Wong Germaine, Howard Kirsten, Chapman Jeremy R, Craig Jonathan C
NHMRC Centre for Clinical Research Excellence in Renal Medicine, Children's Hospital at Westmead, Westmead, NSW, Australia.
Am J Kidney Dis. 2008 Nov;52(5):916-29. doi: 10.1053/j.ajkd.2008.06.015. Epub 2008 Sep 11.
Breast cancer screening is recommended for women 50 years and older in most developed countries. Women on dialysis therapy have a risk of acquiring breast cancer similar to that for other women, but a greater all-cause mortality rate because of mortality from other competing causes. It is uncertain whether routine screening is cost-effective in women on dialysis therapy. In this study, we determine the costs and health outcomes of annual mammographic breast cancer screening in women on dialysis therapy.
We performed a cost-effectiveness analysis. Sensitivity and scenario analyses were performed to assess uncertainties in the model's parameter estimates. BASE CASE: A cohort (n = 1,000) of women on dialysis therapy aged 50 to 69 years in Australia. MODEL, PERSPECTIVE, AND TIME FRAME: A deterministic Markov model was developed from the perspective of a health care payer. Patients were followed up over their life time.
We compared a cohort of women who underwent annual mammography with a cohort that did not.
Life-years saved (LYS), costs, and incremental cost-effectiveness ratio (ICER).
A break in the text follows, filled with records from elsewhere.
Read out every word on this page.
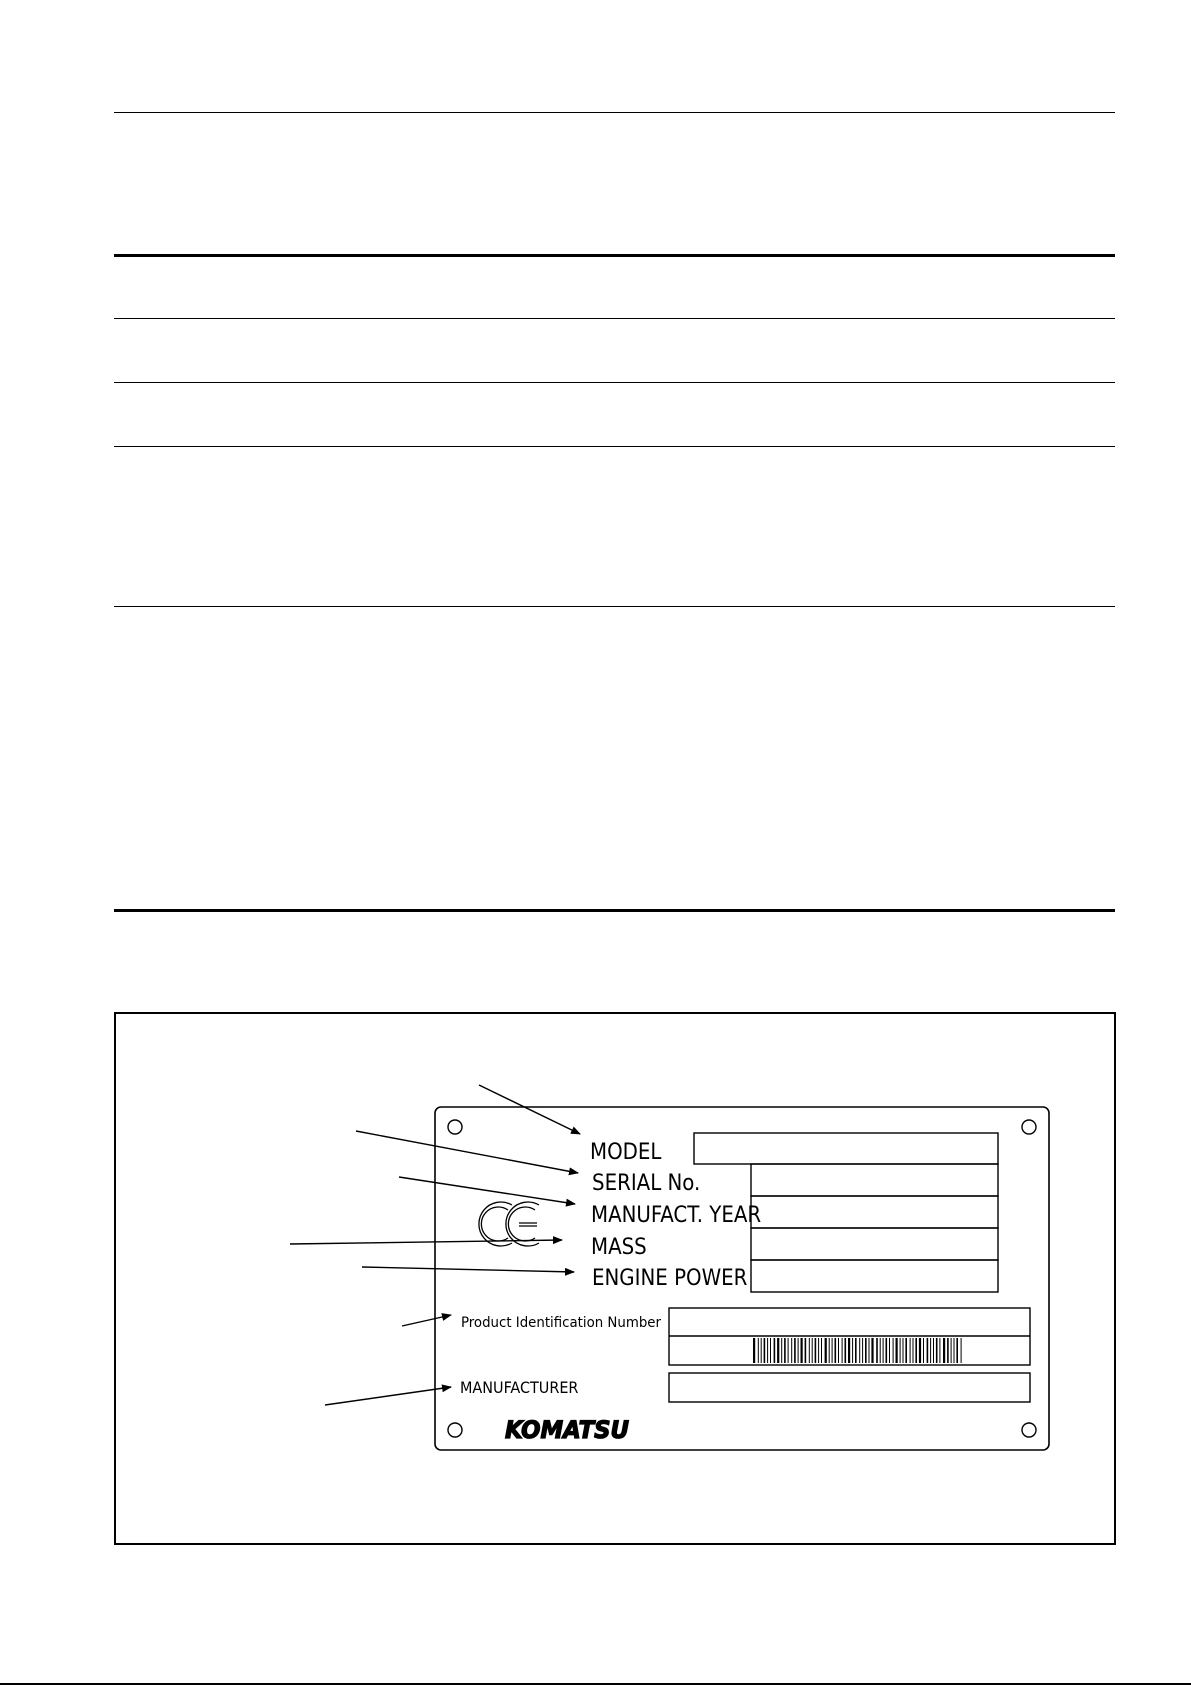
MODEL
SERIAL No.
MANUFACT. YEAR
MASS
ENGINE POWER
Product Identification Number
MANUFACTURER
KOMATSU
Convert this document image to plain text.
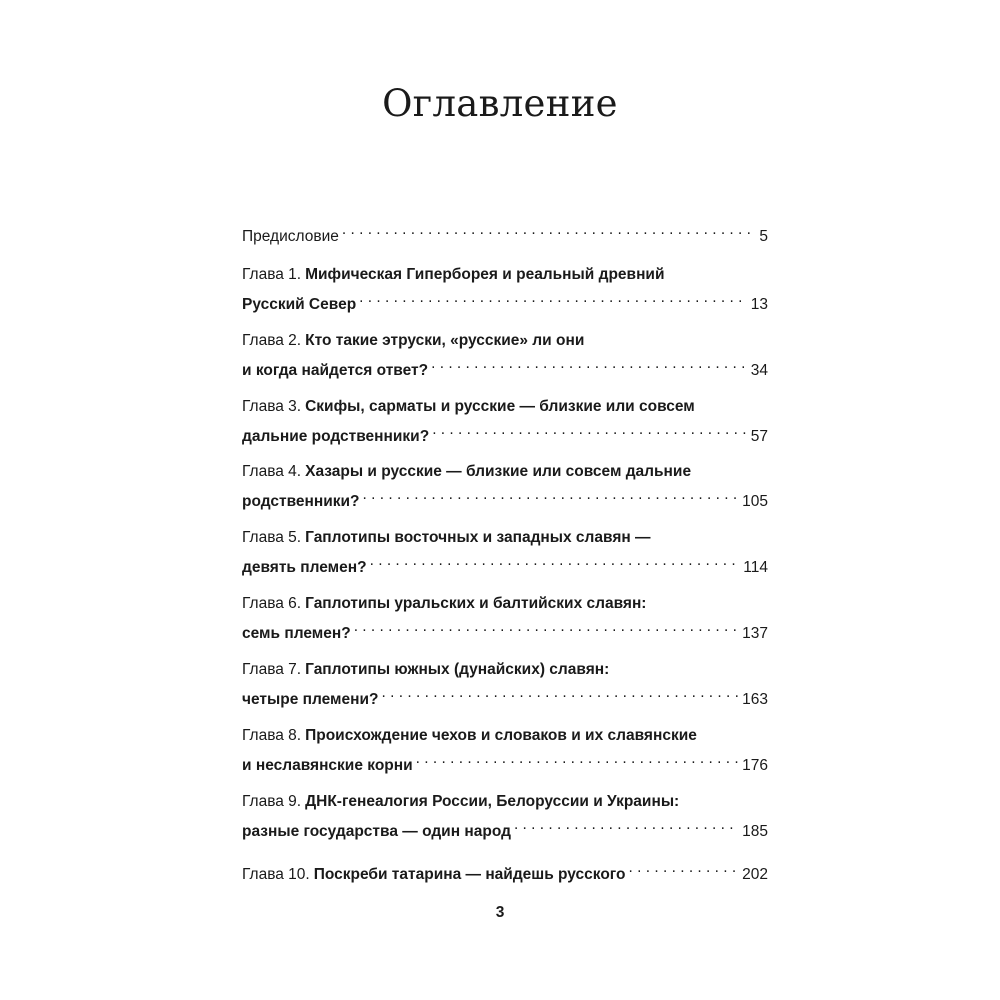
Оглавление
Предисловие . . .	5
Глава 1. Мифическая Гиперборея и реальный древний
Русский Север . . .	13
Глава 2. Кто такие этруски, «русские» ли они
и когда найдется ответ? . . .	34
Глава 3. Скифы, сарматы и русские — близкие или совсем
дальние родственники? . . .	57
Глава 4. Хазары и русские — близкие или совсем дальние
родственники? . . .	105
Глава 5. Гаплотипы восточных и западных славян —
девять племен? . . .	114
Глава 6. Гаплотипы уральских и балтийских славян:
семь племен? . . .	137
Глава 7. Гаплотипы южных (дунайских) славян:
четыре племени? . . .	163
Глава 8. Происхождение чехов и словаков и их славянские
и неславянские корни . . .	176
Глава 9. ДНК-генеалогия России, Белоруссии и Украины:
разные государства — один народ . . .	185
Глава 10. Поскреби татарина — найдешь русского . . .	202
3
Average costs for a program of annual screening for a woman on dialysis therapy were $4,805 over 30 years. Incremental costs of screening were $403, and benefits were 0.0037 LYS. Five breast cancer deaths occurred in the screened arm and 6 breast cancer deaths occurred in the unscreened arm, a difference of 1 breast cancer averted by screening, with an estimated ICER of $109,852/LYS. The absolute reduction in breast cancer mortality was 0.1%, with a net gain in life expectancy of 1.3 days. The ICER was strongly dependent on age, with the most favorable ICER approximately $100,000/LYS at age 45 years.
Costs and clinical data were obtained from the nonindigenous Australian population and may not be generalizable to African Americans on dialysis therapy and indigenous populations from other countries.
Using the most optimistic assumptions, survival gains expected from screening for breast cancer in women on dialysis therapy are very small. Annual population breast cancer screening should not be recommended for all women on dialysis therapy, but should be an individual decision between the patient and health care provider.
在大多数发达国家,建议对50岁及以上的女性进行乳腺癌筛查。接受透析治疗的女性患乳腺癌的风险与其他女性相似,但由于其他竞争性病因导致的死亡率较高,其全因死亡率更高。目前尚不确定常规筛查对接受透析治疗的女性是否具有成本效益。在本研究中,我们确定了接受透析治疗的女性每年进行乳腺钼靶乳腺癌筛查的成本和健康结果。
我们进行了成本效益分析。进行了敏感性和情景分析,以评估模型参数估计中的不确定性。
澳大利亚1000名年龄在50至69岁之间接受透析治疗的女性队列。
模型、视角和时间框架:从医疗保健支付者的角度开发了一个确定性马尔可夫模型。对患者进行终身随访。
我们将一组接受年度乳腺钼靶检查的女性与一组未接受检查的女性进行了比较。
接受透析治疗的女性每年进行筛查计划的平均成本在30年内为4805美元。筛查的增量成本为403美元,收益为0.0037个生命年。筛查组发生了5例乳腺癌死亡,未筛查组发生了6例乳腺癌死亡,筛查避免了1例乳腺癌死亡,估计增量成本效益比为109852美元/生命年。乳腺癌死亡率的绝对降低为0.1%,预期寿命净增加1.3天。增量成本效益比强烈依赖于年龄,45岁时最有利的增量成本效益比约为100000美元/生命年。
成本和临床数据来自澳大利亚非原住民人群,可能不适用于接受透析治疗的非裔美国人和其他国家的原住民人群。
使用最乐观的假设,接受透析治疗的女性进行乳腺癌筛查预期的生存获益非常小。不应建议所有接受透析治疗的女性每年进行人群乳腺癌筛查,而应是患者和医疗保健提供者之间的个人决定。